Although legal challenges to Apple’s exclusivity contracts with mobile operators have been raised in the past, most notably in Germany, the French watchdog’s decision is likely to pave the way for similar decisions elsewhere.

In a nutshell, the iPhone will no longer be locked to the Orange network or sold exclusively by the mobile operator.

The Competition Council for its part, said that its decision was influenced by the fact that it believes France is a less competitive mobile market than some others.

France Telecom owned Orange said that it would appeal before the Court of Appeal in Paris.

The company said that after one year of its exclusive partnership, Orange will have sold over 150,000 first generation iPhones and over 450,000 3G iPhones. On a commercial level, the decision couldn’t have come at a worse time, with Christmas sales just reaching their peak.

“The Competition Council’s decision also undermines Orange’s efforts to develop high-speed mobile services in France.
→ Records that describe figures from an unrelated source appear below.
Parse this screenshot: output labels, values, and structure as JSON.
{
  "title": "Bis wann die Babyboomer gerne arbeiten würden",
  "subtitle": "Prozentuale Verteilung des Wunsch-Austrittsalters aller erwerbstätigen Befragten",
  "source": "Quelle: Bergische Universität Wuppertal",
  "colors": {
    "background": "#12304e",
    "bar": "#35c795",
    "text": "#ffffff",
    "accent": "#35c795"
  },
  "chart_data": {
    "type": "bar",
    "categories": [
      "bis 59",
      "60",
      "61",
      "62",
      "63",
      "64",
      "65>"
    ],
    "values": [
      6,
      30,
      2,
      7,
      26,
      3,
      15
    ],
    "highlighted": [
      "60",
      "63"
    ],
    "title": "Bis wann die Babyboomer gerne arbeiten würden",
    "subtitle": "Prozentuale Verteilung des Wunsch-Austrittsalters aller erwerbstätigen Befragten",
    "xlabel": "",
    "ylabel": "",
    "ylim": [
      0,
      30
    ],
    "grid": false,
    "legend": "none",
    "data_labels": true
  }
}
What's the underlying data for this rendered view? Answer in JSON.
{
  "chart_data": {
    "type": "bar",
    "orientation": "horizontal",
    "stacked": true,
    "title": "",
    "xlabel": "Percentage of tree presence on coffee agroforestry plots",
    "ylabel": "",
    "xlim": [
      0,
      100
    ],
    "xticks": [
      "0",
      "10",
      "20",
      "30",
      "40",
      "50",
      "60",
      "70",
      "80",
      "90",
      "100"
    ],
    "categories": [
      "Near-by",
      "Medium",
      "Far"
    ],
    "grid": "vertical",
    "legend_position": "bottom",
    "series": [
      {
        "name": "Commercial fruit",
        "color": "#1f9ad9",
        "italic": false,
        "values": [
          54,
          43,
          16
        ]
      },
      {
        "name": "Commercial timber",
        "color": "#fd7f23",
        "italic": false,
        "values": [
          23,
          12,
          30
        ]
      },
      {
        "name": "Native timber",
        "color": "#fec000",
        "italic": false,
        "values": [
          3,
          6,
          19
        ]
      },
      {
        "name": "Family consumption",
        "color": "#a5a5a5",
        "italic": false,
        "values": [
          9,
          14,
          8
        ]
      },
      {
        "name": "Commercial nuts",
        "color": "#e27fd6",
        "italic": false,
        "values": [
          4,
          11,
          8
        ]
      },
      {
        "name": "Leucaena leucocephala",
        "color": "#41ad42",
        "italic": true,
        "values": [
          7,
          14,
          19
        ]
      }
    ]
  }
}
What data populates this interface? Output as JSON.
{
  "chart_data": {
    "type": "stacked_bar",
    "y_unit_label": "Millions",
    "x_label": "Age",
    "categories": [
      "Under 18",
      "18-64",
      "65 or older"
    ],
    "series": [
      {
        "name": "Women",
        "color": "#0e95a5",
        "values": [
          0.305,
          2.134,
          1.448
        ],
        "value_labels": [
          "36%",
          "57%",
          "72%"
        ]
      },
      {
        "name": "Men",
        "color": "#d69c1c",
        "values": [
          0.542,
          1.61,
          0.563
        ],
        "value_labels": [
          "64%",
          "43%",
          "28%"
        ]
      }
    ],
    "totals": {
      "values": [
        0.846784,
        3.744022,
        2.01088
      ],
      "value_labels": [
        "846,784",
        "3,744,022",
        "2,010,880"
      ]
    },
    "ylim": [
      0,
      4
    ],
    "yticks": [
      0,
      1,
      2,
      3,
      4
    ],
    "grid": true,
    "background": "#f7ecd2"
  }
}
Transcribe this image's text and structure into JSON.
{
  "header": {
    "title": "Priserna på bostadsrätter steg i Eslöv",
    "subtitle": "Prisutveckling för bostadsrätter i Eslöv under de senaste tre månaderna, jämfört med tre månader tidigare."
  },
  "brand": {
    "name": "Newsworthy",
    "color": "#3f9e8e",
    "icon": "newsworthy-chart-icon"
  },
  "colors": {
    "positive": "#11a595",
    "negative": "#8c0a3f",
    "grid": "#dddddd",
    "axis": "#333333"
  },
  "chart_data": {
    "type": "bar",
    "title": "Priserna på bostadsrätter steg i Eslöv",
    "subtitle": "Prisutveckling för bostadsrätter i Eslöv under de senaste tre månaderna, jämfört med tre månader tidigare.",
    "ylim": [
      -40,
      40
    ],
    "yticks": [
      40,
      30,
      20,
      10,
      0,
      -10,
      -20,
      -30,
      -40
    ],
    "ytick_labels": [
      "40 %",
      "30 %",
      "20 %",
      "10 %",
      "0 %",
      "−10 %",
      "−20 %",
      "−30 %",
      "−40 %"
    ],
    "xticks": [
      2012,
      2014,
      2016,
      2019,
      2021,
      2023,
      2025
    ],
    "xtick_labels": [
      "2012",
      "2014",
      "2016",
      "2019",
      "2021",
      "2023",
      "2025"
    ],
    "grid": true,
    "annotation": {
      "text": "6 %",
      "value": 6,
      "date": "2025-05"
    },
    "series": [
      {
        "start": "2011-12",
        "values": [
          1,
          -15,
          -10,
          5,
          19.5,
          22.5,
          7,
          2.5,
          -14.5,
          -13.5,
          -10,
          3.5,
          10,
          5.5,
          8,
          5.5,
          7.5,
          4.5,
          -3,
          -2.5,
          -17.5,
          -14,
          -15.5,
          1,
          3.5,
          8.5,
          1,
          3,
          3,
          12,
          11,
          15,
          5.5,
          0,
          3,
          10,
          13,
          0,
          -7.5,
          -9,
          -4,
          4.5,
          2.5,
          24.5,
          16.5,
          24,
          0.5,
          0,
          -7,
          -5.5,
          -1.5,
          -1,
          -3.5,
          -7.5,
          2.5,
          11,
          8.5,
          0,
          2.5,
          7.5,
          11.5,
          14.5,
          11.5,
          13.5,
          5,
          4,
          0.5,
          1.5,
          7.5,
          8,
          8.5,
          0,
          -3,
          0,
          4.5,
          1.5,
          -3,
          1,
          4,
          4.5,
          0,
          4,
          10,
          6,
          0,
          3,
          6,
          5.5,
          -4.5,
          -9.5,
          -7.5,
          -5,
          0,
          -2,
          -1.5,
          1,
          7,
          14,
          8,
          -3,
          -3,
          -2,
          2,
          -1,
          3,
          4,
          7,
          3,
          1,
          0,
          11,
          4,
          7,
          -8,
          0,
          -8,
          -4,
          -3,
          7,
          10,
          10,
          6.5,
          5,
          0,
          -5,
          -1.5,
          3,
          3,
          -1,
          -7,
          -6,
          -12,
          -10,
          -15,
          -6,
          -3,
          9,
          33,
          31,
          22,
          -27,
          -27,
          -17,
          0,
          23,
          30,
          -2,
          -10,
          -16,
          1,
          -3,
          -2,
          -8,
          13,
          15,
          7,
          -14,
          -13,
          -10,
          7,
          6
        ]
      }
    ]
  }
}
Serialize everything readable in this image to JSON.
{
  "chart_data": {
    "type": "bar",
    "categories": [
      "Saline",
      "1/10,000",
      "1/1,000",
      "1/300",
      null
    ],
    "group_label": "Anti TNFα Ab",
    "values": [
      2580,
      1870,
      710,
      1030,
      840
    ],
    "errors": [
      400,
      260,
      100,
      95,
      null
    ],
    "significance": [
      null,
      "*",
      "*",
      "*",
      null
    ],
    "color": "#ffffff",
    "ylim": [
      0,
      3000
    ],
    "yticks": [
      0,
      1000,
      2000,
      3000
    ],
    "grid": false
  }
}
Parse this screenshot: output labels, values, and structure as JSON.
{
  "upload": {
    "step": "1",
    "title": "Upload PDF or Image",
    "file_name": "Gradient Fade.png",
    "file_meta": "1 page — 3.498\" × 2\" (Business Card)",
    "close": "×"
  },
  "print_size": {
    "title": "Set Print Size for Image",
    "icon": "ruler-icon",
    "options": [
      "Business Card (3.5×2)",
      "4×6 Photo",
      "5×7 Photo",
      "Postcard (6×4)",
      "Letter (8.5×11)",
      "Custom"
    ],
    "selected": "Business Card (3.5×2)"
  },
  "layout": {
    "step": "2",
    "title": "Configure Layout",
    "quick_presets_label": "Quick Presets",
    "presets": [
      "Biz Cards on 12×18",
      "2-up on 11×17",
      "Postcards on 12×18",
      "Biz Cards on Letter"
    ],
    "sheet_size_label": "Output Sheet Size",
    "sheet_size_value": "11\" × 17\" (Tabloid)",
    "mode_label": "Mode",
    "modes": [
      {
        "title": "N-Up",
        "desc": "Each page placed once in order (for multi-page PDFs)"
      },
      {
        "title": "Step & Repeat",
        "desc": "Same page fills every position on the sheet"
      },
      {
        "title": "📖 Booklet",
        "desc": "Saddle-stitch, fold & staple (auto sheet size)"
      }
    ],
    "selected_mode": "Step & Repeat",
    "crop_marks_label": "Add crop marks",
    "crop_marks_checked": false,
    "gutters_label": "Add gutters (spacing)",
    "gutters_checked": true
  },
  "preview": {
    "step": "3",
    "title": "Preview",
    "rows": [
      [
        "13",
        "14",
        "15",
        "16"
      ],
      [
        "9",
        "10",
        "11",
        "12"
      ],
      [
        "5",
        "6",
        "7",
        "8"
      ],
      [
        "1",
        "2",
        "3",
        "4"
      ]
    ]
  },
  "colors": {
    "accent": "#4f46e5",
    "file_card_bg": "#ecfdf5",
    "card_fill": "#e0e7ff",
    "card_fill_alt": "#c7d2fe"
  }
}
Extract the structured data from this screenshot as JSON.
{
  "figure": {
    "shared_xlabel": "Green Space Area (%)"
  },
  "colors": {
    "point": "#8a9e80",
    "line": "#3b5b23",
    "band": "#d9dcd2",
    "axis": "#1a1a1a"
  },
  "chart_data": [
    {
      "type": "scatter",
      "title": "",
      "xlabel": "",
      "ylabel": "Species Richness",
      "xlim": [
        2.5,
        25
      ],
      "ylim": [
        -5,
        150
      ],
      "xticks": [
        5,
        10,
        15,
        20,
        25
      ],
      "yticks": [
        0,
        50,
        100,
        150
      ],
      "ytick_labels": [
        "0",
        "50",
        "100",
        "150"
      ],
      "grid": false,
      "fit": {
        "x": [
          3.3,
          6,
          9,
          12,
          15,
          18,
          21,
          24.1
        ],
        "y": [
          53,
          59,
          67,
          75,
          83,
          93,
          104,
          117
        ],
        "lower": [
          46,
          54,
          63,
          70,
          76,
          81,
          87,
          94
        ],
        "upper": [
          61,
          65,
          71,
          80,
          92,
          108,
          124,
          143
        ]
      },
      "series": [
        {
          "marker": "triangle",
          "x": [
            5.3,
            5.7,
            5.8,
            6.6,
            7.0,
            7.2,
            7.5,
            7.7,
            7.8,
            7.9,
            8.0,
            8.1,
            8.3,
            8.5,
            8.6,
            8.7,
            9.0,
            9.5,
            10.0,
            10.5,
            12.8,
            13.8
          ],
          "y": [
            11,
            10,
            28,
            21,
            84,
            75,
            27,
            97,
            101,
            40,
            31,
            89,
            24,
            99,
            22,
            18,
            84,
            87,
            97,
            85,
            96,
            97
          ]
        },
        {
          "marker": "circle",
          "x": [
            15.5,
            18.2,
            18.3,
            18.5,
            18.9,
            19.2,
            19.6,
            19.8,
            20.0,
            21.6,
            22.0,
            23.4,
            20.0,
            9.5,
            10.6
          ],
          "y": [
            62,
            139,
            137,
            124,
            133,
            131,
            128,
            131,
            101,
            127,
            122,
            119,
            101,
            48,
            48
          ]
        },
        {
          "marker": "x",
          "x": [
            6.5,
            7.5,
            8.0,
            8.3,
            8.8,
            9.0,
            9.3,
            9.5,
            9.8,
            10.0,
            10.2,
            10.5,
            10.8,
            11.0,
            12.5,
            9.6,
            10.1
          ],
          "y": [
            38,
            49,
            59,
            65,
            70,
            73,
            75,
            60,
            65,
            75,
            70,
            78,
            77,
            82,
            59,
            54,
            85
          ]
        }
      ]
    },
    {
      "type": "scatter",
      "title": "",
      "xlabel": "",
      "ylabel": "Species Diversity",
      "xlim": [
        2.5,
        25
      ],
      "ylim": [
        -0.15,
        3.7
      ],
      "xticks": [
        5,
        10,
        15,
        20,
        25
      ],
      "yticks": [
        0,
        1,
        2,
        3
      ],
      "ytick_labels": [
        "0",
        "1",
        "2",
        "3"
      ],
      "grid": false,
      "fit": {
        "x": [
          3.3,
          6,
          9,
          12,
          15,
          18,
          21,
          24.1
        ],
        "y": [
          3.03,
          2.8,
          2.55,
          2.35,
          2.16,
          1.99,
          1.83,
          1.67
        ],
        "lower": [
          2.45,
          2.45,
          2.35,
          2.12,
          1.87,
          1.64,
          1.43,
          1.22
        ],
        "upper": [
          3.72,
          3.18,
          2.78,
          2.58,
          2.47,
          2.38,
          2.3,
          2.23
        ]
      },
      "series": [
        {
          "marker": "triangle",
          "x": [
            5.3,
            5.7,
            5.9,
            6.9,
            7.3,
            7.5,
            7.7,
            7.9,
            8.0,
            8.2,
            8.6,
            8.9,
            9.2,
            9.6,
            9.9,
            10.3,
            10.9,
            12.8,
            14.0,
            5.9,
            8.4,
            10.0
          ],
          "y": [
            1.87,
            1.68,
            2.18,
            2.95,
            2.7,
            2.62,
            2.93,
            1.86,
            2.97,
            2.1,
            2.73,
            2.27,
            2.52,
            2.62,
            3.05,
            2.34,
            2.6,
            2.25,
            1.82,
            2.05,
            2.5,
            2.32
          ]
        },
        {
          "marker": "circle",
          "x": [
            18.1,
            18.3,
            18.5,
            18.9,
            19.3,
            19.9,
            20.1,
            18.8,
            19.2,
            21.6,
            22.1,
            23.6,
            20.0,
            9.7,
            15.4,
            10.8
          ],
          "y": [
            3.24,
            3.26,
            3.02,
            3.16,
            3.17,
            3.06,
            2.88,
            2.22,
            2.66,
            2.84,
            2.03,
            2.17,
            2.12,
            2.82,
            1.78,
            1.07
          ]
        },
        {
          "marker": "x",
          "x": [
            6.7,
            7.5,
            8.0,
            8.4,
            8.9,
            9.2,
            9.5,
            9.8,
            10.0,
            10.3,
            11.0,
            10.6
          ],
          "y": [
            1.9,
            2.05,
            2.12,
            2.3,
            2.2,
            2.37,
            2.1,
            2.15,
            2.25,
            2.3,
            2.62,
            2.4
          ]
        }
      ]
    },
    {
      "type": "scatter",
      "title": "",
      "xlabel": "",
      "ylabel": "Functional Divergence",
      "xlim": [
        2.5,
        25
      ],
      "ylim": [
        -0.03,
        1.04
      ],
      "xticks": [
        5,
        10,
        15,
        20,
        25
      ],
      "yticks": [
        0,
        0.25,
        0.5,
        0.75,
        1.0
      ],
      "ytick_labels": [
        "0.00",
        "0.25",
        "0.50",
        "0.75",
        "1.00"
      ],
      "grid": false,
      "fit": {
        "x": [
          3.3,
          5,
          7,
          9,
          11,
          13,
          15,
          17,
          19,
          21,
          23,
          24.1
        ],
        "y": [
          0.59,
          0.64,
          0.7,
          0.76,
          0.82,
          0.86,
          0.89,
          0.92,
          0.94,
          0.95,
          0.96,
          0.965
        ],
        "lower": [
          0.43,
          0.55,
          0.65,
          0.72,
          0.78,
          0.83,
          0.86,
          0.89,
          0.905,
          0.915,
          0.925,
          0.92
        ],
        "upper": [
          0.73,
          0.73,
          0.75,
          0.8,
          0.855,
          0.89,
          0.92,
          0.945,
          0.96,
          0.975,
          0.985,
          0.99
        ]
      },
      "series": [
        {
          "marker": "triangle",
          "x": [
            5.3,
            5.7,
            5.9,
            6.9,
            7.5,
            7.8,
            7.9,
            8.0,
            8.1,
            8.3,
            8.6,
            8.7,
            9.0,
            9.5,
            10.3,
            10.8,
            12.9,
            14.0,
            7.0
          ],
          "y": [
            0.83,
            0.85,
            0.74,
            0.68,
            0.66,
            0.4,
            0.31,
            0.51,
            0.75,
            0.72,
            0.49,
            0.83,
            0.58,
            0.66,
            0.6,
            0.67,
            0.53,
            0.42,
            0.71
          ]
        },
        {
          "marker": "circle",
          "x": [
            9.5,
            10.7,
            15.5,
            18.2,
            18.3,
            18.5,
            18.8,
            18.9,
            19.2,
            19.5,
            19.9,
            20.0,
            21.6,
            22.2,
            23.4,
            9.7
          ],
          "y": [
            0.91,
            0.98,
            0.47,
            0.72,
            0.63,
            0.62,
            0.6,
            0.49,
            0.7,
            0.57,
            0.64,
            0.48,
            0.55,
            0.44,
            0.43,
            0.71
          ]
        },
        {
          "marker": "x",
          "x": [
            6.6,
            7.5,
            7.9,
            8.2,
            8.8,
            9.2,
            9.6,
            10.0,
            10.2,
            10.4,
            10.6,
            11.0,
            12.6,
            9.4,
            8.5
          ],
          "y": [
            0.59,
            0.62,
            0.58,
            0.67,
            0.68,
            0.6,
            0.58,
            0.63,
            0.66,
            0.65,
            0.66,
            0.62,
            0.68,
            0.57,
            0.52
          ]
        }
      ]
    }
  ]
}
It is ironic that the operator which is most behind in terms of rolling out its 3G network initiated this complaint,” the company said, highlighting the root of the investigation as a complaint from third placed operator Bouygues Telecom.

“This decision is a serious blow. It calls into question the economic structure of the market and in particular, the different partnerships made between mobile operators and handset manufacturers working in the best interests of consumers and promoting innovation. By limiting all exclusive agreements to three months, operators will no longer be able to justify certain investments such as those made by Orange to launch the iPhone. These technical and commercial investments enabled Orange to offer a cutting-edge handset, coupled with innovative mobile Internet applications, to the wider public,” Orange said.